TECH NEWS – Slowly but surely, Intel’s GPU, which will be Tiger Lake-based in a discrete format, is getting revealed.
„This quarter we’ve achieved power-on exit [initial testing that involves turning the product on – even car engines tend to get this done with a cylinder; in this format, the prototype of the chip is getting placed on a custom PCB for testing purposes only – the ed.] for our first discrete GPU DG1, an important milestone,” Bob Sawn, the CEO of Intel, said a few months ago during their quarterly financial earnings report. On the European Economic Commission (EEC for short) website, we could see that they already sent out a few dev kits, called Discrete Graphics DG1 External FRD1 Accessory Kit (Alpha) Developer Kit, in an alpha state. That meant that the Xe GPUs’ discrete launch is just a few months away. These codenames got leaked via EEC’s website: DG1 External FRD1 96EU Accessory Kit (Alpha) Development Kit (DGD12KEF3A), Discrete Graphics 96EU DG1 8+2 Windows External PROD HOST SDP (Alpha) (DGD12SEH4A), Discrete Graphics 96EU DG1 6+2 Windows External PROD HOST SDP (Alpha) (DGD12SEH3A).
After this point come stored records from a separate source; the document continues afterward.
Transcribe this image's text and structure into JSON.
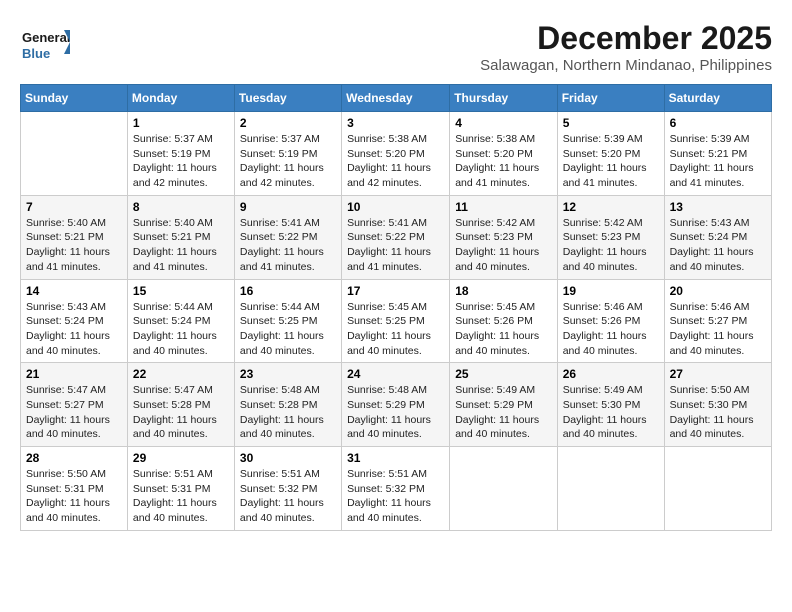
{
  "logo": {
    "general": "General",
    "blue": "Blue"
  },
  "title": {
    "month_year": "December 2025",
    "location": "Salawagan, Northern Mindanao, Philippines"
  },
  "calendar": {
    "headers": [
      "Sunday",
      "Monday",
      "Tuesday",
      "Wednesday",
      "Thursday",
      "Friday",
      "Saturday"
    ],
    "rows": [
      [
        {
          "day": "",
          "sunrise": "",
          "sunset": "",
          "daylight": ""
        },
        {
          "day": "1",
          "sunrise": "Sunrise: 5:37 AM",
          "sunset": "Sunset: 5:19 PM",
          "daylight": "Daylight: 11 hours and 42 minutes."
        },
        {
          "day": "2",
          "sunrise": "Sunrise: 5:37 AM",
          "sunset": "Sunset: 5:19 PM",
          "daylight": "Daylight: 11 hours and 42 minutes."
        },
        {
          "day": "3",
          "sunrise": "Sunrise: 5:38 AM",
          "sunset": "Sunset: 5:20 PM",
          "daylight": "Daylight: 11 hours and 42 minutes."
        },
        {
          "day": "4",
          "sunrise": "Sunrise: 5:38 AM",
          "sunset": "Sunset: 5:20 PM",
          "daylight": "Daylight: 11 hours and 41 minutes."
        },
        {
          "day": "5",
          "sunrise": "Sunrise: 5:39 AM",
          "sunset": "Sunset: 5:20 PM",
          "daylight": "Daylight: 11 hours and 41 minutes."
        },
        {
          "day": "6",
          "sunrise": "Sunrise: 5:39 AM",
          "sunset": "Sunset: 5:21 PM",
          "daylight": "Daylight: 11 hours and 41 minutes."
        }
      ],
      [
        {
          "day": "7",
          "sunrise": "Sunrise: 5:40 AM",
          "sunset": "Sunset: 5:21 PM",
          "daylight": "Daylight: 11 hours and 41 minutes."
        },
        {
          "day": "8",
          "sunrise": "Sunrise: 5:40 AM",
          "sunset": "Sunset: 5:21 PM",
          "daylight": "Daylight: 11 hours and 41 minutes."
        },
        {
          "day": "9",
          "sunrise": "Sunrise: 5:41 AM",
          "sunset": "Sunset: 5:22 PM",
          "daylight": "Daylight: 11 hours and 41 minutes."
        },
        {
          "day": "10",
          "sunrise": "Sunrise: 5:41 AM",
          "sunset": "Sunset: 5:22 PM",
          "daylight": "Daylight: 11 hours and 41 minutes."
        },
        {
          "day": "11",
          "sunrise": "Sunrise: 5:42 AM",
          "sunset": "Sunset: 5:23 PM",
          "daylight": "Daylight: 11 hours and 40 minutes."
        },
        {
          "day": "12",
          "sunrise": "Sunrise: 5:42 AM",
          "sunset": "Sunset: 5:23 PM",
          "daylight": "Daylight: 11 hours and 40 minutes."
        },
        {
          "day": "13",
          "sunrise": "Sunrise: 5:43 AM",
          "sunset": "Sunset: 5:24 PM",
          "daylight": "Daylight: 11 hours and 40 minutes."
        }
      ],
      [
        {
          "day": "14",
          "sunrise": "Sunrise: 5:43 AM",
          "sunset": "Sunset: 5:24 PM",
          "daylight": "Daylight: 11 hours and 40 minutes."
        },
        {
          "day": "15",
          "sunrise": "Sunrise: 5:44 AM",
          "sunset": "Sunset: 5:24 PM",
          "daylight": "Daylight: 11 hours and 40 minutes."
        },
        {
          "day": "16",
          "sunrise": "Sunrise: 5:44 AM",
          "sunset": "Sunset: 5:25 PM",
          "daylight": "Daylight: 11 hours and 40 minutes."
        },
        {
          "day": "17",
          "sunrise": "Sunrise: 5:45 AM",
          "sunset": "Sunset: 5:25 PM",
          "daylight": "Daylight: 11 hours and 40 minutes."
        },
        {
          "day": "18",
          "sunrise": "Sunrise: 5:45 AM",
          "sunset": "Sunset: 5:26 PM",
          "daylight": "Daylight: 11 hours and 40 minutes."
        },
        {
          "day": "19",
          "sunrise": "Sunrise: 5:46 AM",
          "sunset": "Sunset: 5:26 PM",
          "daylight": "Daylight: 11 hours and 40 minutes."
        },
        {
          "day": "20",
          "sunrise": "Sunrise: 5:46 AM",
          "sunset": "Sunset: 5:27 PM",
          "daylight": "Daylight: 11 hours and 40 minutes."
        }
      ],
      [
        {
          "day": "21",
          "sunrise": "Sunrise: 5:47 AM",
          "sunset": "Sunset: 5:27 PM",
          "daylight": "Daylight: 11 hours and 40 minutes."
        },
        {
          "day": "22",
          "sunrise": "Sunrise: 5:47 AM",
          "sunset": "Sunset: 5:28 PM",
          "daylight": "Daylight: 11 hours and 40 minutes."
        },
        {
          "day": "23",
          "sunrise": "Sunrise: 5:48 AM",
          "sunset": "Sunset: 5:28 PM",
          "daylight": "Daylight: 11 hours and 40 minutes."
        },
        {
          "day": "24",
          "sunrise": "Sunrise: 5:48 AM",
          "sunset": "Sunset: 5:29 PM",
          "daylight": "Daylight: 11 hours and 40 minutes."
        },
        {
          "day": "25",
          "sunrise": "Sunrise: 5:49 AM",
          "sunset": "Sunset: 5:29 PM",
          "daylight": "Daylight: 11 hours and 40 minutes."
        },
        {
          "day": "26",
          "sunrise": "Sunrise: 5:49 AM",
          "sunset": "Sunset: 5:30 PM",
          "daylight": "Daylight: 11 hours and 40 minutes."
        },
        {
          "day": "27",
          "sunrise": "Sunrise: 5:50 AM",
          "sunset": "Sunset: 5:30 PM",
          "daylight": "Daylight: 11 hours and 40 minutes."
        }
      ],
      [
        {
          "day": "28",
          "sunrise": "Sunrise: 5:50 AM",
          "sunset": "Sunset: 5:31 PM",
          "daylight": "Daylight: 11 hours and 40 minutes."
        },
        {
          "day": "29",
          "sunrise": "Sunrise: 5:51 AM",
          "sunset": "Sunset: 5:31 PM",
          "daylight": "Daylight: 11 hours and 40 minutes."
        },
        {
          "day": "30",
          "sunrise": "Sunrise: 5:51 AM",
          "sunset": "Sunset: 5:32 PM",
          "daylight": "Daylight: 11 hours and 40 minutes."
        },
        {
          "day": "31",
          "sunrise": "Sunrise: 5:51 AM",
          "sunset": "Sunset: 5:32 PM",
          "daylight": "Daylight: 11 hours and 40 minutes."
        },
        {
          "day": "",
          "sunrise": "",
          "sunset": "",
          "daylight": ""
        },
        {
          "day": "",
          "sunrise": "",
          "sunset": "",
          "daylight": ""
        },
        {
          "day": "",
          "sunrise": "",
          "sunset": "",
          "daylight": ""
        }
      ]
    ]
  }
}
Komachi, an insider with GPUs, revealed on Twitter that they found this dev kit, which brings up more details about this video card that could stand up against NVidia and AMD (two decades ago, we even had 3DFX with the Voodoo cards, so we didn’t always have just two competitors on the market). It seems like the DG1 is going to follow the design pattern of DG1, and each EU (execution unit) is going to have eight shading units, resulting in a total of 768 of shading units (96×8), which is the same amount as what Tiger Lake has (TGL for short – it is Intel’s processor architecture that happens to have an Intel Xe GPU with a maximum of 96 EUs).
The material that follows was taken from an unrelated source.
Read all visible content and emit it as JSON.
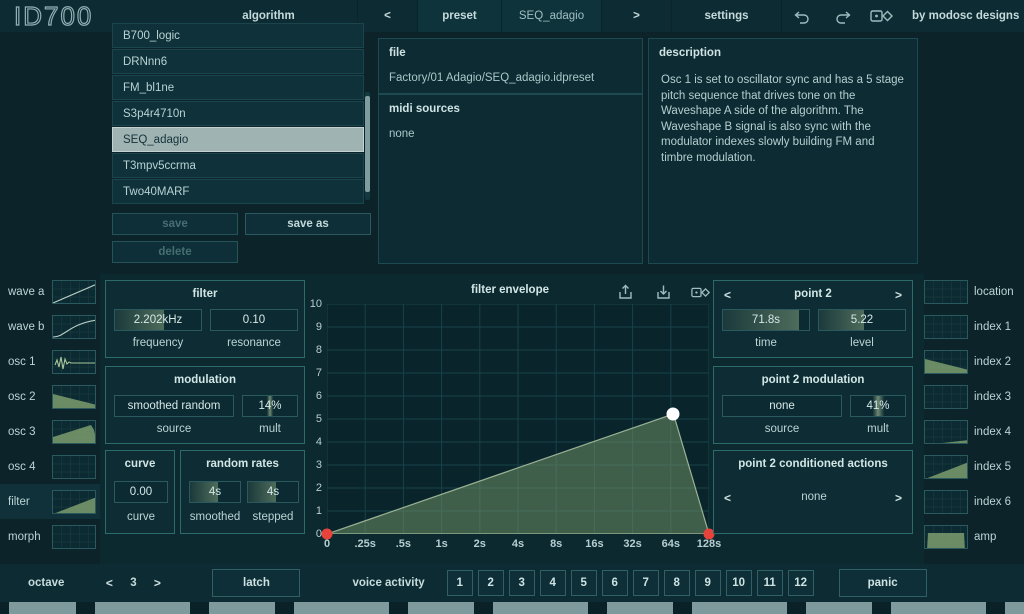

WCCFTech says that the DG1 will have a minimum of 1400 MHz clock speed, which should result in a 2.1 TFLOPs of computing performance. On 1600 MHz, it would result in 2.6 TFLOPs, but the predictions set the GPU to be between 2.1 and 3 TFLOPs. In other words, the DG1 would be on the same level as the NVidia GeForce GTX 1650. Its launch is 5-6 months away, so it could be available from next summer (around Computex or Gamescom, although Chris Hook, the former marketing head of Intel, predicted a late 2020 launch).
With proper pricing, it could largely upset the GPU market. (Later, if a DG2 comes to existence, could have up to 512 EU-s, which would compete against higher-level GPUs.)